Structure and Dynamics Characterization of HMDI- and MDI-based Poly(urethane urea) Elastomers via Solid- State NMR

High performance elastomers have recently gained considerable interest throughout DoD, particularly for their potential in ballistic impact protection and blast mitigation capabilities.
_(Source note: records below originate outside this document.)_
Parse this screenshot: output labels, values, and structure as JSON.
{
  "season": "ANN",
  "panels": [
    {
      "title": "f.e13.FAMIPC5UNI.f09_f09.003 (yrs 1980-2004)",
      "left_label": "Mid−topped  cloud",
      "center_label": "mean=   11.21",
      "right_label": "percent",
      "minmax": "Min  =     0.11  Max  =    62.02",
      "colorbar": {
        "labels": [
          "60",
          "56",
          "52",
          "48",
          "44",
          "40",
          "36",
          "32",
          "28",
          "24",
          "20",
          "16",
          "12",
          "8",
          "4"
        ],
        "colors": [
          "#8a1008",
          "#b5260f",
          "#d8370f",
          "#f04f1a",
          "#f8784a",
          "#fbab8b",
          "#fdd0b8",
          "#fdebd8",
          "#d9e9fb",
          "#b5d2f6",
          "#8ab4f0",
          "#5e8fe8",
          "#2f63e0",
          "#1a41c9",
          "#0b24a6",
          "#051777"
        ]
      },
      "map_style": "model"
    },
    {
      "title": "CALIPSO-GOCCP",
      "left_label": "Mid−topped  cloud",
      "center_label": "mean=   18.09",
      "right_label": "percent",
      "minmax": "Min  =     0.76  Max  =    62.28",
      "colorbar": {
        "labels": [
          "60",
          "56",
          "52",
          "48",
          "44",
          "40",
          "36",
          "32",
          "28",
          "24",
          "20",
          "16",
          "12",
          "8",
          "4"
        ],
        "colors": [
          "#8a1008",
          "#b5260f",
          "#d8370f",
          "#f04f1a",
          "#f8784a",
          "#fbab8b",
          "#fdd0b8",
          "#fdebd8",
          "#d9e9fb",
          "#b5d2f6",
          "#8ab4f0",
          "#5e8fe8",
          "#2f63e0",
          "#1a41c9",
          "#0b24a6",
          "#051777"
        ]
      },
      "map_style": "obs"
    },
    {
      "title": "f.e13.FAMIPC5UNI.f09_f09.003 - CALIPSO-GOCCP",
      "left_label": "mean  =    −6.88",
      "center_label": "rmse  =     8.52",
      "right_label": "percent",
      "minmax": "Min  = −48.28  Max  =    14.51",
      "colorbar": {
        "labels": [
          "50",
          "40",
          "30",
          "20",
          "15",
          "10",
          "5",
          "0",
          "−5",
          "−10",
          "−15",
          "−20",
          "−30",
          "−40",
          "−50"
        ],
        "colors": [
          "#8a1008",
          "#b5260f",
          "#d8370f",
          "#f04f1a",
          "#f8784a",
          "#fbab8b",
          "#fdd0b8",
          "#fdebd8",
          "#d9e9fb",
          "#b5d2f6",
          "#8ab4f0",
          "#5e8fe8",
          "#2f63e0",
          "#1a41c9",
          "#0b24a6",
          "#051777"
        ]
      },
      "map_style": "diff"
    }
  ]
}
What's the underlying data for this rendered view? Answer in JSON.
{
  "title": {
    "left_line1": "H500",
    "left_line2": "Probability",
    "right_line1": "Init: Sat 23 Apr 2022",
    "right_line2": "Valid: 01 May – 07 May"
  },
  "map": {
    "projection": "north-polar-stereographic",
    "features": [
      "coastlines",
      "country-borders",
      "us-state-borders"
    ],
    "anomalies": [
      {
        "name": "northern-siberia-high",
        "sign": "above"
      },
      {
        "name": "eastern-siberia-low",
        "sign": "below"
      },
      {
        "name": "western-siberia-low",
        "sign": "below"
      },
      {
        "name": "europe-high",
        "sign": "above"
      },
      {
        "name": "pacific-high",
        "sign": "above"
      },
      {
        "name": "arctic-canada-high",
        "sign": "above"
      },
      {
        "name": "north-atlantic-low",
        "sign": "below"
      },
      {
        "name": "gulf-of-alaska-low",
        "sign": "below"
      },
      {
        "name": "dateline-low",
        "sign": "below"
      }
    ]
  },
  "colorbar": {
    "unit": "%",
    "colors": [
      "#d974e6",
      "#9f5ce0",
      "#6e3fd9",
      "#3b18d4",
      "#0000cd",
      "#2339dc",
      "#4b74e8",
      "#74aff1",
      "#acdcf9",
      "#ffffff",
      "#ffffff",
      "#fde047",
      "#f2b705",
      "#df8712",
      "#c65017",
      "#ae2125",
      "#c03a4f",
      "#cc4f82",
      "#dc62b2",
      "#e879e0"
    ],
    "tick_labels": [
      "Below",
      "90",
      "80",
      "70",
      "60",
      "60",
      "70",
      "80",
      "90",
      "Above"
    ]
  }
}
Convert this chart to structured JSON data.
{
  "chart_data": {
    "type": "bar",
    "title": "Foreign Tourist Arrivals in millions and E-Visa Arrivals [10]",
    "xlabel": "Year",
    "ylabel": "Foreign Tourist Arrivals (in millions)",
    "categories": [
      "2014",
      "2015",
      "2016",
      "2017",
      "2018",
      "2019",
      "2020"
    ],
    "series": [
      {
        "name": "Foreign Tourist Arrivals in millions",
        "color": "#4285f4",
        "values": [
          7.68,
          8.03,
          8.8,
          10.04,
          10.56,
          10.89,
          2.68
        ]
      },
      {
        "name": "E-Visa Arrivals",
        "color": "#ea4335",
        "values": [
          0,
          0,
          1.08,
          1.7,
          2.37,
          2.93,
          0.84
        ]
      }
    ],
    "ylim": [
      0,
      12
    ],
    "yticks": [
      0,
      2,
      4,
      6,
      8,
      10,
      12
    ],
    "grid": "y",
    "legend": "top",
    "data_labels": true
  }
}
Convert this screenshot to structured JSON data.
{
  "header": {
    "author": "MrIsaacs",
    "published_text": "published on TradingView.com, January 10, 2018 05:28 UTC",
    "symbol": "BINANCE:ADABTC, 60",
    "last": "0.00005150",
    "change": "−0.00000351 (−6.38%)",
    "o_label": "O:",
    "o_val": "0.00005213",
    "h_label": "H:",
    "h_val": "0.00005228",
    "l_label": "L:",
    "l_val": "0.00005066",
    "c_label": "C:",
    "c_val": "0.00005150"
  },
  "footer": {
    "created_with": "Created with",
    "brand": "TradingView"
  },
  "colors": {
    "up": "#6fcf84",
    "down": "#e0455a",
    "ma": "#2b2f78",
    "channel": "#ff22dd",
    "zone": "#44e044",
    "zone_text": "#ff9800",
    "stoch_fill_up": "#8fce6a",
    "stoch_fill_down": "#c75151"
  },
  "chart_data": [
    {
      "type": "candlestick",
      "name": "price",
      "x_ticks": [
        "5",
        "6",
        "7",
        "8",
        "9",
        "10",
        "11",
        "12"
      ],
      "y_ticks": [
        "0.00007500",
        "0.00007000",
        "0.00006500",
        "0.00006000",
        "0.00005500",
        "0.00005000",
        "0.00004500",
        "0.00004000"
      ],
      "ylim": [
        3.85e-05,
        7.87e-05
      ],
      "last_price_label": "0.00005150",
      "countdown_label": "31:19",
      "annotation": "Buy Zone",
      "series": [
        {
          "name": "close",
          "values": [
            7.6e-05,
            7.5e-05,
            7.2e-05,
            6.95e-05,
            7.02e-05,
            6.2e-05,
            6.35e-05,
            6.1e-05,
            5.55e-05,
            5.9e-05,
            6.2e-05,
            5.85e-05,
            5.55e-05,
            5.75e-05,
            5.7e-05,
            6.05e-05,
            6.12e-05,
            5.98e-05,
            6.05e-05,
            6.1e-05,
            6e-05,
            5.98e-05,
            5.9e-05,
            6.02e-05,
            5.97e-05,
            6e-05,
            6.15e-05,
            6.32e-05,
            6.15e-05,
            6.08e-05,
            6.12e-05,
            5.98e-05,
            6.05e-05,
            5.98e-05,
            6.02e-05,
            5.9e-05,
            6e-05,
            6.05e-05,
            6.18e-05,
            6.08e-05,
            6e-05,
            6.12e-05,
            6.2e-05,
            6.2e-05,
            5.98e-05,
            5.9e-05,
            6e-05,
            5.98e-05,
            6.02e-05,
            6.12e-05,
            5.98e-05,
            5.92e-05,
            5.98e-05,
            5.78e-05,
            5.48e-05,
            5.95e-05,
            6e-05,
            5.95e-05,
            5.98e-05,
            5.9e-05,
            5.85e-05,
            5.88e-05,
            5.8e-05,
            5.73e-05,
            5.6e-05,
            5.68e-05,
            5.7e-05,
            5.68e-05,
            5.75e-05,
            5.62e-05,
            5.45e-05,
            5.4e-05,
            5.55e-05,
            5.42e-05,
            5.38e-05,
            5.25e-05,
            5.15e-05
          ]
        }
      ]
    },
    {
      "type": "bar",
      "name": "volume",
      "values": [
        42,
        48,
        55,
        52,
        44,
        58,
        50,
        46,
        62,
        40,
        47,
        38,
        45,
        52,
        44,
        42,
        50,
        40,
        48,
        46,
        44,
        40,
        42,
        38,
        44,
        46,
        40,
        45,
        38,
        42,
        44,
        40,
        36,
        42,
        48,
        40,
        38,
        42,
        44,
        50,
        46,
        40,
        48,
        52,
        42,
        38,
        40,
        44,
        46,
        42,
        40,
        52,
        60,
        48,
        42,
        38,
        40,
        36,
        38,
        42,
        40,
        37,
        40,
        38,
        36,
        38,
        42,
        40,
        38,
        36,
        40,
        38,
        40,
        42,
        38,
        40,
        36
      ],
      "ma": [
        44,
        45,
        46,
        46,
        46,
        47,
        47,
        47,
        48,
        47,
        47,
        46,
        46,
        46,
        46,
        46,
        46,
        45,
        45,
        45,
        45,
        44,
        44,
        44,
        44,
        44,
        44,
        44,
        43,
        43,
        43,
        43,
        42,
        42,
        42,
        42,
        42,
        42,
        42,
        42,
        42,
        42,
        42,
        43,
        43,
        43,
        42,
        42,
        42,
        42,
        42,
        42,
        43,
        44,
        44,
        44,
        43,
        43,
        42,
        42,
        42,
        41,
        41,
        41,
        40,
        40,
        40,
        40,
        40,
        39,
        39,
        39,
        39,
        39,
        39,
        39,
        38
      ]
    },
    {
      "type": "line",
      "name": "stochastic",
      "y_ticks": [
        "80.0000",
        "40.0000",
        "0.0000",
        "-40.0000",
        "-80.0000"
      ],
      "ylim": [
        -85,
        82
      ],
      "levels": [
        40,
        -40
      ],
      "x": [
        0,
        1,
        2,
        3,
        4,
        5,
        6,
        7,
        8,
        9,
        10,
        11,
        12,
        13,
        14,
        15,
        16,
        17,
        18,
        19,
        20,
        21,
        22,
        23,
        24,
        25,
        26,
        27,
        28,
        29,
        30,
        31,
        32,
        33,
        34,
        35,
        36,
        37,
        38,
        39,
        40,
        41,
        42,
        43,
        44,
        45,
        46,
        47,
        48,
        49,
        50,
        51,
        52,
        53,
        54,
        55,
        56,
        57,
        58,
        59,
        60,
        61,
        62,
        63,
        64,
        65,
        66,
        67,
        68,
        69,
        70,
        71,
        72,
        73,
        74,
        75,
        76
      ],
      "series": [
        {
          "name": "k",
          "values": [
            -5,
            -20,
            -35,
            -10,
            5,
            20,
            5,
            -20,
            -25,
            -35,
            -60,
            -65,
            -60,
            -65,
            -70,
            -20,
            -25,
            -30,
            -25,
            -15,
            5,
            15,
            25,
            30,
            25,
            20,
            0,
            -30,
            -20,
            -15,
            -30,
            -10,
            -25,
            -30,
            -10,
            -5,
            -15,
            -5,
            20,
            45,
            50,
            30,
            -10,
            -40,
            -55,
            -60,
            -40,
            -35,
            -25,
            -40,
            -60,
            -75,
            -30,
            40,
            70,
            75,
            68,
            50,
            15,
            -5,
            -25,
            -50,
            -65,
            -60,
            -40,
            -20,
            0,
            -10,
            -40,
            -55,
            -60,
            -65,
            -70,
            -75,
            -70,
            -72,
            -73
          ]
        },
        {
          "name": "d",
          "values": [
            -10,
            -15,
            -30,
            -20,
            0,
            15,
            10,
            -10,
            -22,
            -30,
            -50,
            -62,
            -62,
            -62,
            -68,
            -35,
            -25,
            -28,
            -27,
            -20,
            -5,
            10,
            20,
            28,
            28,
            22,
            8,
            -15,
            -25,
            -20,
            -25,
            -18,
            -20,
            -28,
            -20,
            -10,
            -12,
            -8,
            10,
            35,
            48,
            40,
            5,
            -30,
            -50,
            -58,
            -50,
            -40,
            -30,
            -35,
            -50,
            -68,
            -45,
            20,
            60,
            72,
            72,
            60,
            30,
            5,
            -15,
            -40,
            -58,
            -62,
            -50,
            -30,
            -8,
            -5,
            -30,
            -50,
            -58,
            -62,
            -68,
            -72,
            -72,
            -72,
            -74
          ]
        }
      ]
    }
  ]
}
Recent simulation results based on coarse-grained modeling have revealed the role of the intermolecular interaction and the flexibility of interface between hard and soft segments on the morphology and mechanical deformation behavior of poly(urethane urea), PUU, elastomers. In this work, we exploit solid-state nuclear magnetic resonance (NMR) techniques to investigate the influence of hard domain size on molecular dynamics by comparing the diisocyanate chemistry (aliphatic 4,4'-dicyclohexylmethane diisocyanate (HMDI) vs. aromatic 4,4'-diphenylmethane diisocyanate (MDI)) in PUU elastomers. Despite identical stoichiometry and soft segment chemical structure, large difference in the molecular dynamics, indicated by the $^{\mathrm{1}}$H dipolar dephasing time (T$_{\mathrm{d}})$, is observed. The T$_{\mathrm{d}}$ of HMDI-PUU is shorter and it exhibits higher activation energy, suggesting finer phase mixing. Results from $^{\mathrm{1}}$H spin echo measurements are also included for comparison.